По всей видимости, лишь начиная с эпохи Раннего Средневековья «книги» стали разделять на пронумерованные «главы», порядок которых, однако, не предполагал и не отражал системы логического подчинения, и лишь только в XIII столетии великие трактаты были составлены в соответствии с общим планом изложения темы (secundum ordinem disciplinee) так, что читателя ведут, шаг за шагом, от одного утверждения к другому, и он все время находится в курсе того, как разворачивается процесс рассуждения. Целое разделено на partes (части), которые, в свою очередь, могут быть подразделены на меньшие partes; partes делятся на membra, quaestiones или distinctiones, а последние на articuli. В пределах articuli рассуждение разворачивается в соответствии с диалектической схемой, предполагающей дальнейшее подразделение, и почти каждая концепция разбита на два или более значения (intendi potest dupliciter, tripliciter, etc.) в соответствии с отношением к другим концепциям. С другой стороны, некоторое количество membra, quaestiones или distinctiones часто связываются вместе в одну группу. Прекрасным примером может служить первая из трех partes, составляющих «Сумму» Фомы Аквинского, которую можно назвать настоящей оргией как логики, так и Тринитаристского символизма.

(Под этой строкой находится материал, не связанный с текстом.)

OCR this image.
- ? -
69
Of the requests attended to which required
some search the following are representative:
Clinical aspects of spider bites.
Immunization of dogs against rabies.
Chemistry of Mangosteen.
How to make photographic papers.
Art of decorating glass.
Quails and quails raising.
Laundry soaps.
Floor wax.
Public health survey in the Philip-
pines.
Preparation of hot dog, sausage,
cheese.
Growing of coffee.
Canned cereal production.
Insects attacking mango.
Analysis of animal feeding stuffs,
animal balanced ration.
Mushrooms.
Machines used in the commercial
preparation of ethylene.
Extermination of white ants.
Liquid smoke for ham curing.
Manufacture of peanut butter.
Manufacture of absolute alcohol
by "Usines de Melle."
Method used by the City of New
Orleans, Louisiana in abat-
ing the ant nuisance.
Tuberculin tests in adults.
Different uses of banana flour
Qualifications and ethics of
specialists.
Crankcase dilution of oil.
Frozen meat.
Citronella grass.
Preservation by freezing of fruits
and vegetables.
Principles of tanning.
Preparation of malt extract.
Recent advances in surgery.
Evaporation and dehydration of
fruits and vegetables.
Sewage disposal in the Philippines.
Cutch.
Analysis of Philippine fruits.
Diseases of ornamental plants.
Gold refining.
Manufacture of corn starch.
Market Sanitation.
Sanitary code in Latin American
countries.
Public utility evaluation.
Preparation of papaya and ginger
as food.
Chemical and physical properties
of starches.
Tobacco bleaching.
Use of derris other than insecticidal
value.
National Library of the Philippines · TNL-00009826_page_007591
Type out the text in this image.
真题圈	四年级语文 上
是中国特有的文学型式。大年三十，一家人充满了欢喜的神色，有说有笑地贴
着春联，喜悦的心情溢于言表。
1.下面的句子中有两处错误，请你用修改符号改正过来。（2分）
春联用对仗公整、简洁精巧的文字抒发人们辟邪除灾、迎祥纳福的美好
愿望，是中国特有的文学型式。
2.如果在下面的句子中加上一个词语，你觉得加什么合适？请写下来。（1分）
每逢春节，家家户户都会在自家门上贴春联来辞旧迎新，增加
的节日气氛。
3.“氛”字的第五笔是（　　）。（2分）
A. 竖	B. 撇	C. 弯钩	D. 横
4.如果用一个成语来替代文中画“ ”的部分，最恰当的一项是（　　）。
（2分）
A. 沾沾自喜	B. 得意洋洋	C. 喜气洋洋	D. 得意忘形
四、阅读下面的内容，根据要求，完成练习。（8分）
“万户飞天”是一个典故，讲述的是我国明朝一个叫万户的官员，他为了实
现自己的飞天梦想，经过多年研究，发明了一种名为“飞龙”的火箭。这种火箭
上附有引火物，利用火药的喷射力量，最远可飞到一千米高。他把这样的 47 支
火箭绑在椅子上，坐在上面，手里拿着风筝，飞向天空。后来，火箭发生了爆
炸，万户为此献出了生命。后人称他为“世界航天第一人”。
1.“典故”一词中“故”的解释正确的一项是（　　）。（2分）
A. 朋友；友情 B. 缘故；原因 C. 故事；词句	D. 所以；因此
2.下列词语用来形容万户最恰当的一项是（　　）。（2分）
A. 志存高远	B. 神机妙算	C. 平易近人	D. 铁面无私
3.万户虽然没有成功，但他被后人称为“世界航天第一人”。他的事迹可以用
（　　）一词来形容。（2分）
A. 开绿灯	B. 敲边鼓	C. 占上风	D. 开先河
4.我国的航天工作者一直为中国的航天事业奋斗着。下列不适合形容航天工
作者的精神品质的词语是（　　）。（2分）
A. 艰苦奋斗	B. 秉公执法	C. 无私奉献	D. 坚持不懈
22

Все это не значит, конечно, что Схоластики мыслили более упорядоченным или логическим образом, чем Платон или Аристотель; в действительности это означает лишь то, что Схоластики, в отличие от Платона или Аристотеля, сочли необходимым четко выявить упорядоченность и логику своей мысли; это также означает, что принцип manifestatio («выявления», «демонстрации»), который определял направление и размах их мысли, одновременно контролировал ее изложение и подчинял это изложение тому, что может быть названо ПОСТУЛАТОМ РАЗЪЯСНЕНИЯ РАДИ САМОГО РАЗЪЯСНЕНИЯ.

IV

Внутри самой Схоластики этот принцип привел не только к эксплицитному разворачиванию того, что, хотя и по необходимости, могло оставаться имплицитным, но также либо к введению, в некоторых случаях, того, что совсем не было необходимым, либо к игнорированию естественного порядка изложения материала в пользу искусственной симметрии. Уже в самом прологе «Суммы теологии» Фома Аквинский осуждает, намекая на своих предшественников, «умножение бесполезных вопросов, пунктов и подпунктов, и всяческих аргументов» и тенденцию представлять разбираемый предмет «не в соответствии с внутренним порядком самого предмета, а в соответствии с требованиями литературного изложения». Однако страсть к «разъяснению» проникла — что было естественным ввиду монополии Схоластики на образование — практически в каждый ум, занимающийся проблемами культуры, и вскоре превратилась в «умственную привычку» («духовное состояние»).

Читаем ли мы трактат по медицине, справочник по классической мифологии (такой, например, как Fulgentis Metaforalis Райдвола), листовку политической пропаганды, восхваление правителя или биографию Овидия, мы везде обнаруживаем все ту же одержимость систематикой делений и подразделений, демонстрацией методики, терминологией, параллелизмом частей и рифмой. «Божественная комедия» Данте является Схоластической не только по своему содержанию, но и по своей Тринитарной форме. В «Новой жизни» сам поэт, а не комментатор, тщательнейшим образом анализирует смысл и развитие каждого сонета и каждой канцоны, подразделяя текст на «части» и «части частей», совершенно в духе Схоластики, а вот уже Петрарка, полстолетия спустя, развивает структуру своих стихотворений, исходя прежде всего из задач эвфонии (благозвучия), а не логики. «Я было подумывал изменить порядок четырех станц так, чтобы первый кватрен (четверостишие) и первая терцина заняли бы второе место и наоборот, — пишет Петрарка об одном из своих сонетов, — но я оставил эту затею, так как более полное звучание оказалось бы в середине, а более приглушенное звучание оказалось бы в начале и конце».